Share

Kesalahan Sang Customer Service.

Suara langkah sepatu terdengar menggema di area banking hall lantai dua.

Seorang gadis tampak berjalan tergesa-gesa. Sesekali ia berhenti, membuka cermin kecil, dan memeriksa penampilannya.

Lidia, sang customer service, tersenyum lebar saat melihat riasan tebal yang masih menempel sempurna di wajahnya.

“Kosmetika produk Korea-Jepang ini sangat bagus. Menempel dan membuat kulitku seakan-akan kulit bayi tanpa bekas luka atau jerawat sedikit pun. Aku siap mendengar berita bahagia dari Ibu Grace Song,” gumam Lidia. Ia menutup cermin bundar kecil itu lalu menyembunyikannya di sakunya.

“Perfect!”

Baru-baru ini, seorang supervisor di Front Office yang membawahi customer service mengajukan permohonan pengunduran diri. Sudah dua minggu posisi itu kosong. Dengar-dengar, Lidia adalah kandidat yang paling diunggulkan, mengingat ia telah bekerja sebagai customer service di kantor cabang Bank Central Halilintar itu selama lebih dari dua tahun.

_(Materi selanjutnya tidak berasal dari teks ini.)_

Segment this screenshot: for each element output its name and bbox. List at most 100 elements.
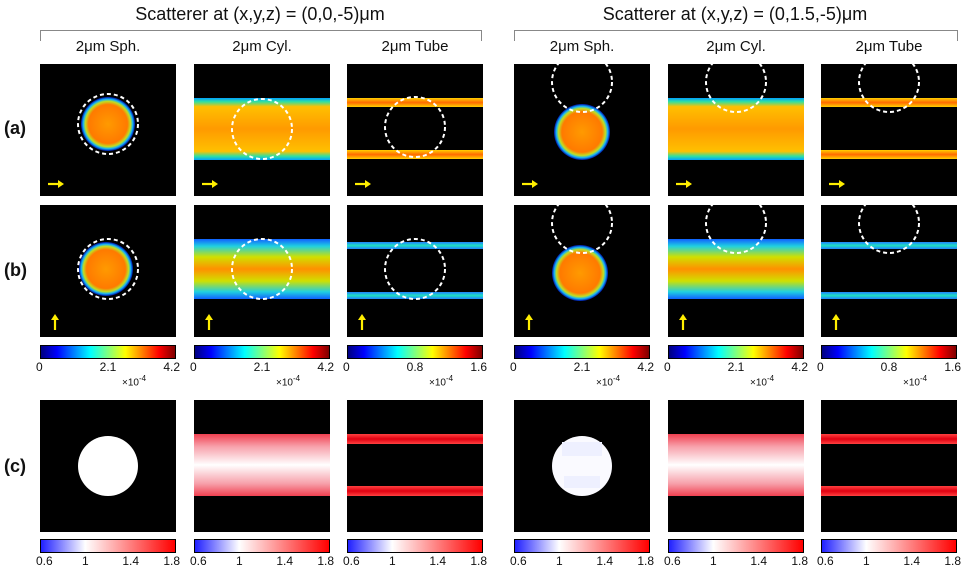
colorbar-tick-label: 0 (510, 360, 517, 374)
column-title-sphere-left: 2μm Sph. (75, 38, 141, 55)
colorbar-ratio (821, 539, 957, 553)
up-arrow-icon (523, 312, 535, 332)
colorbar-tick-label: 4.2 (317, 360, 334, 374)
colorbar-tick-label: 0.6 (190, 554, 207, 568)
colorbar-tick-label: 1.8 (470, 554, 487, 568)
colorbar-tick-label: 1 (862, 554, 870, 568)
colorbar-jet (514, 345, 650, 359)
panel-b-sphere-left (40, 205, 176, 337)
colorbar-multiplier: ×10-4 (276, 374, 301, 389)
colorbar-tick-label: 1.4 (276, 554, 293, 568)
up-arrow-icon (203, 312, 215, 332)
colorbar-tick-label: 0.6 (510, 554, 527, 568)
panel-c-tube-left (347, 400, 483, 532)
colorbar-tick-label: 0 (817, 360, 824, 374)
panel-b-tube-right (821, 205, 957, 337)
group-bracket-right (514, 30, 958, 41)
colorbar-tick-label: 1 (388, 554, 396, 568)
colorbar-ratio (40, 539, 176, 553)
column-title-tube-right: 2μm Tube (855, 38, 923, 55)
colorbar-tick-label: 2.1 (253, 360, 271, 374)
right-arrow-icon (674, 178, 694, 190)
colorbar-tick-label: 0 (664, 360, 671, 374)
group-title-left: Scatterer at (x,y,z) = (0,0,-5)μm (135, 4, 385, 24)
panel-b-sphere-right (514, 205, 650, 337)
colorbar-ratio (347, 539, 483, 553)
colorbar-ratio (514, 539, 650, 553)
panel-c-tube-right (821, 400, 957, 532)
colorbar-tick-label: 1.6 (944, 360, 961, 374)
colorbar-tick-label: 1.6 (470, 360, 487, 374)
group-bracket-left (40, 30, 482, 41)
colorbar-multiplier: ×10-4 (750, 374, 775, 389)
panel-a-sphere-left (40, 64, 176, 196)
colorbar-tick-label: 0.6 (36, 554, 53, 568)
column-title-cylinder-right: 2μm Cyl. (706, 38, 766, 55)
right-arrow-icon (200, 178, 220, 190)
colorbar-tick-label: 1.8 (637, 554, 654, 568)
colorbar-tick-label: 0.8 (880, 360, 898, 374)
colorbar-tick-label: 4.2 (637, 360, 654, 374)
panel-a-cylinder-left (194, 64, 330, 196)
colorbar-tick-label: 1.4 (750, 554, 767, 568)
colorbar-tick-label: 1 (81, 554, 89, 568)
column-title-tube-left: 2μm Tube (381, 38, 449, 55)
colorbar-multiplier: ×10-4 (122, 374, 147, 389)
up-arrow-icon (830, 312, 842, 332)
panel-c-cylinder-right (668, 400, 804, 532)
colorbar-tick-label: 1.8 (317, 554, 334, 568)
colorbar-tick-label: 0.6 (343, 554, 360, 568)
colorbar-tick-label: 4.2 (791, 360, 808, 374)
group-title-right: Scatterer at (x,y,z) = (0,1.5,-5)μm (602, 4, 868, 24)
colorbar-jet (668, 345, 804, 359)
up-arrow-icon (356, 312, 368, 332)
right-arrow-icon (520, 178, 540, 190)
colorbar-tick-label: 1.4 (596, 554, 613, 568)
colorbar-tick-label: 0 (343, 360, 350, 374)
colorbar-tick-label: 1 (555, 554, 563, 568)
colorbar-tick-label: 1 (235, 554, 243, 568)
colorbar-multiplier: ×10-4 (429, 374, 454, 389)
up-arrow-icon (49, 312, 61, 332)
colorbar-tick-label: 1.4 (122, 554, 139, 568)
colorbar-tick-label: 1 (709, 554, 717, 568)
colorbar-jet (194, 345, 330, 359)
panel-c-sphere-right (514, 400, 650, 532)
right-arrow-icon (353, 178, 373, 190)
colorbar-tick-label: 1.8 (944, 554, 961, 568)
up-arrow-icon (677, 312, 689, 332)
colorbar-multiplier: ×10-4 (903, 374, 928, 389)
colorbar-ratio (668, 539, 804, 553)
colorbar-jet (347, 345, 483, 359)
colorbar-tick-label: 0.8 (406, 360, 424, 374)
colorbar-tick-label: 2.1 (99, 360, 117, 374)
colorbar-tick-label: 0 (190, 360, 197, 374)
colorbar-tick-label: 0.6 (817, 554, 834, 568)
panel-b-tube-left (347, 205, 483, 337)
panel-a-tube-left (347, 64, 483, 196)
panel-c-sphere-left (40, 400, 176, 532)
colorbar-tick-label: 0 (36, 360, 43, 374)
colorbar-tick-label: 4.2 (163, 360, 180, 374)
column-title-cylinder-left: 2μm Cyl. (232, 38, 292, 55)
row-label-c: (c) (4, 456, 26, 476)
colorbar-tick-label: 1.4 (429, 554, 446, 568)
panel-c-cylinder-left (194, 400, 330, 532)
colorbar-ratio (194, 539, 330, 553)
colorbar-tick-label: 2.1 (573, 360, 591, 374)
column-title-sphere-right: 2μm Sph. (549, 38, 615, 55)
panel-a-tube-right (821, 64, 957, 196)
colorbar-multiplier: ×10-4 (596, 374, 621, 389)
panel-a-sphere-right (514, 64, 650, 196)
panel-b-cylinder-right (668, 205, 804, 337)
right-arrow-icon (827, 178, 847, 190)
colorbar-tick-label: 1.4 (903, 554, 920, 568)
panel-b-cylinder-left (194, 205, 330, 337)
colorbar-tick-label: 1.8 (791, 554, 808, 568)
colorbar-jet (40, 345, 176, 359)
colorbar-tick-label: 0.6 (664, 554, 681, 568)
right-arrow-icon (46, 178, 66, 190)
row-label-a: (a) (4, 118, 26, 138)
colorbar-tick-label: 1.8 (163, 554, 180, 568)
colorbar-jet (821, 345, 957, 359)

Dan dari semua kandidat yang diunggulkan, hanya Lidia yang memiliki gelar S2 dalam bidang Ekonomi dan Bisnis.

Mengingat status pendidikannya yang tinggi, tentu saja Lidia memandang rendah dua kandidat lain—Intan dan Tamara. “Mereka bahkan bukan tamatan S1. Hanya Diploma Tiga semata, jadi jelas-jelas akulah yang akan diangkat menjadi supervisor, karena secara kualitas aku di atas dua gadis kampung itu,” pikirnya dengan cibir.

Lidia melangkah panjang-panjang, seolah-olah ia sedang berjalan di panggung runway seperti supermodel. Dalam hatinya, ia sangat bersuka cita, menyangka kalau panggilan menghadap atasan—Grace Song—adalah momentum berharga. Dia akan menerima Surat Keputusan sebagai Supervisor di Front Office.

Tuk-tak-tuk-tak.

Bunyi sepatu hak tingginya bergema, memaksa pegawai lainnya di lantai dua diam-diam memanjangkan leher, mencari tahu siapa yang datang dengan langkah sedemikian keras. Suara itu terdengar seperti sepatu yang solnya sudah aus, menyisakan paku yang membentur lantai bertegel. Ketika mereka menyadari itu adalah Lidia, mulut mereka mengerucut, pertanda tidak senang melihatnya.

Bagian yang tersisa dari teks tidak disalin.